Anyway. It wouldn't make that less random. But it's support for eternalism because time is fractal-- again published under E-infinity. That doesnt mean we can predict some events, but overall we kinda can; expecially for odd impulse times in the brain with a deviance found to be statistically fractal... evidence the brain is higher dimensional in operation.
But time isnt the only fractal thing, the universe looks similar at large as it does at very small and literally repeats its projection in so many dimensions as we have again-- infinitely smaller and likewise larger.
After repeating a set of 22 dark dimensions and 4 for normal universe-- the whole structure is projected exactly similar to the structure viewed before zooming 26 layers deep into this 'singularity'.
Not surprisingly, all of space is fractal so its all filled with this one (scalar) singularity. It is still shocking! That means we live on the 4d projected surface of a blackhole and inside it at the same time, with other connecting blackholes in our mix as one matrix.
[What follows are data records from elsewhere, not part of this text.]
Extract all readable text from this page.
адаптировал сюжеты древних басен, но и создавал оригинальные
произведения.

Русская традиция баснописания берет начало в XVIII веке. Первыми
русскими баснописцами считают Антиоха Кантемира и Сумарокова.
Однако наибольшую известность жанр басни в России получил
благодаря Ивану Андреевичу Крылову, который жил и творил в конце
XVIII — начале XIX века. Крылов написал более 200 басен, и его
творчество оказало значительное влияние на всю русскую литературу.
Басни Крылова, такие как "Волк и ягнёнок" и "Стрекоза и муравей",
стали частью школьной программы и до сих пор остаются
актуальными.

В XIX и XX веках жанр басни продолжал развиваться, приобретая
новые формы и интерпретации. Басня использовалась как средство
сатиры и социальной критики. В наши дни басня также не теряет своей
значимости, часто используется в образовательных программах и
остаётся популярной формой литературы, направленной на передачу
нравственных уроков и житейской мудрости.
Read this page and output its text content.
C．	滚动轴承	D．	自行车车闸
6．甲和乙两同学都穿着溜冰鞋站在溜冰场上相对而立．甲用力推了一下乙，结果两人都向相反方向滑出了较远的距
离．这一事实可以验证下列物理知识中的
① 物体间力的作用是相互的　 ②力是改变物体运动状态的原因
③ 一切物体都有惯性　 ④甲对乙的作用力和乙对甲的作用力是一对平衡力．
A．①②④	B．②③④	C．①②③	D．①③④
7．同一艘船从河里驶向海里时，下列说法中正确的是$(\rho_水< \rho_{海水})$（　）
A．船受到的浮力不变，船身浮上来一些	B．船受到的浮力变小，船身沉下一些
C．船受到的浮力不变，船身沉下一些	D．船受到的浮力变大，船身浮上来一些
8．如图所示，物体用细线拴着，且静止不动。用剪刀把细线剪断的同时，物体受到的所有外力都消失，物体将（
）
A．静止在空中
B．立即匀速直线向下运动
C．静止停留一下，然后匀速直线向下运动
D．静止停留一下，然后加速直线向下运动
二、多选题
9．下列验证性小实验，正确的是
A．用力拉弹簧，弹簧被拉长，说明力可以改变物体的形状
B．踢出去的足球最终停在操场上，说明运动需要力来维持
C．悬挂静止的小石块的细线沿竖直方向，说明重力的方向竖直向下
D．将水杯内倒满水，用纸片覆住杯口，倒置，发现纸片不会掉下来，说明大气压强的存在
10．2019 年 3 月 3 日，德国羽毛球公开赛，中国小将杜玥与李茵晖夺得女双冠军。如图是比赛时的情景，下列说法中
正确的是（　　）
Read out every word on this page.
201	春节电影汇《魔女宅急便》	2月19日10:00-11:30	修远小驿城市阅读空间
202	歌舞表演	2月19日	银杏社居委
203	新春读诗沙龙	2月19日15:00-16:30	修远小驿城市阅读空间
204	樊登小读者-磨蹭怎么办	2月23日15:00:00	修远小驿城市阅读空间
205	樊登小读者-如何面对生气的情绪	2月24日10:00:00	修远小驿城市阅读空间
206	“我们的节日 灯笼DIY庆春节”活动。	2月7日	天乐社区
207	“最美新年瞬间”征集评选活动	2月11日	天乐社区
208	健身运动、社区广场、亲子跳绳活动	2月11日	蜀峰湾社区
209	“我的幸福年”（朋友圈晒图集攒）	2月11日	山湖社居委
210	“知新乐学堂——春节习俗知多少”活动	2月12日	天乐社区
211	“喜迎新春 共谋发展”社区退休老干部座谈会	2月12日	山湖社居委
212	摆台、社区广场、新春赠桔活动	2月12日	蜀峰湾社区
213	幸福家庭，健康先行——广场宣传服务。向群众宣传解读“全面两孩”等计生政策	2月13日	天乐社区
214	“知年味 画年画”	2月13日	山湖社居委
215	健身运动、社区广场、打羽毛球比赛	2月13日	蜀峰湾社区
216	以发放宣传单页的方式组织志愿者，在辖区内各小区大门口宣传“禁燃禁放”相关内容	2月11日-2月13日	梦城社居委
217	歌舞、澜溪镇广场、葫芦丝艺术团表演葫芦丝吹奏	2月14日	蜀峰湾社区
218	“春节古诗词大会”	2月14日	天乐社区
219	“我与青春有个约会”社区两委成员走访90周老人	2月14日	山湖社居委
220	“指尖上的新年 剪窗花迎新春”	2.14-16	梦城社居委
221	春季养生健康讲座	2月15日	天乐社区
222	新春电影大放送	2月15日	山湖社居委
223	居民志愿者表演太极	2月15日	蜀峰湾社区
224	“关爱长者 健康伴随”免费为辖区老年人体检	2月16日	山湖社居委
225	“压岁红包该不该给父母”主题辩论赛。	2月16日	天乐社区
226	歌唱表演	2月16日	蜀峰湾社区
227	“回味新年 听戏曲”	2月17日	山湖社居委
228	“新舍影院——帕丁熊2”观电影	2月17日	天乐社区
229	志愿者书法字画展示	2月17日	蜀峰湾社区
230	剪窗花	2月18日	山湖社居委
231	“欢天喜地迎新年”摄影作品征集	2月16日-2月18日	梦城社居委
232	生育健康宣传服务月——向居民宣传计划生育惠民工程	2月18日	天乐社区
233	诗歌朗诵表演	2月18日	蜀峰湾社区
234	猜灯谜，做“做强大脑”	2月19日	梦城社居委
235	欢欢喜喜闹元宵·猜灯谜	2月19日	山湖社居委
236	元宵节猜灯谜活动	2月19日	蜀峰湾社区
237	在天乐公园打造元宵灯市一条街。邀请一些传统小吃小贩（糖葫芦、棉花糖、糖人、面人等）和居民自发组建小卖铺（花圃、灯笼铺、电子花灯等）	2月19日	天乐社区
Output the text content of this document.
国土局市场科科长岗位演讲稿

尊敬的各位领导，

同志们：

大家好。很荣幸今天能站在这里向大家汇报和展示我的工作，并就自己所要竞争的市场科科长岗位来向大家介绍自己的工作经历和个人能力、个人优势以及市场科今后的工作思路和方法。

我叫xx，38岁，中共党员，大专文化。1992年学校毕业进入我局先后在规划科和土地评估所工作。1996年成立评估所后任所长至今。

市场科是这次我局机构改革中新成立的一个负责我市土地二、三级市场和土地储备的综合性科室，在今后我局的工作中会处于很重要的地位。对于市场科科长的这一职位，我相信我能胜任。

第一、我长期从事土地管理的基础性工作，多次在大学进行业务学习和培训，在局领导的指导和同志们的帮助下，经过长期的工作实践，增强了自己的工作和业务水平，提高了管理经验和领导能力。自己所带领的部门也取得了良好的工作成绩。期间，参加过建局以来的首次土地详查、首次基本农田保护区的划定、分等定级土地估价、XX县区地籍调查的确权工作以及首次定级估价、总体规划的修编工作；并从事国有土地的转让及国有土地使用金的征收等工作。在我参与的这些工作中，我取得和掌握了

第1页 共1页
Therein space is fractal, and time is fractal time-- so far as I believe. Its not then compatable with block theory of time, but eternalism. Else, what energy creates and seperates universes continously per plank-length unit of time at all relativistic possibilities? That-- to me-- is not proven in the slightest.
But I still thought the concept was really good-- I bet its true random-- so far as a standard we'll ever have. But who knows? Maybe after decades recorded information would reveal its pattern was fractal after all?
Love seeing the 555 still being a workhorse.
My old job gave us these key fob sized things that would give us a pin number to use for the 3rd door in the building. And I was told that it works similar to this.
you should put a FIFO buffer into it, so you can get a random number instantly on demand. Would make it much more practical for let's say like a board game.
Awesome project btw, hats off to you
A very cool concept, to use a Geiger tube to generate random #'s.
It's not just a fascinating machine, it looks cool as Fahrenheit!
With sufficient information about every dimension, I am sure we could actually predict radioactive decay.
I did enjoy this! And I'm glad to have discovered your channel!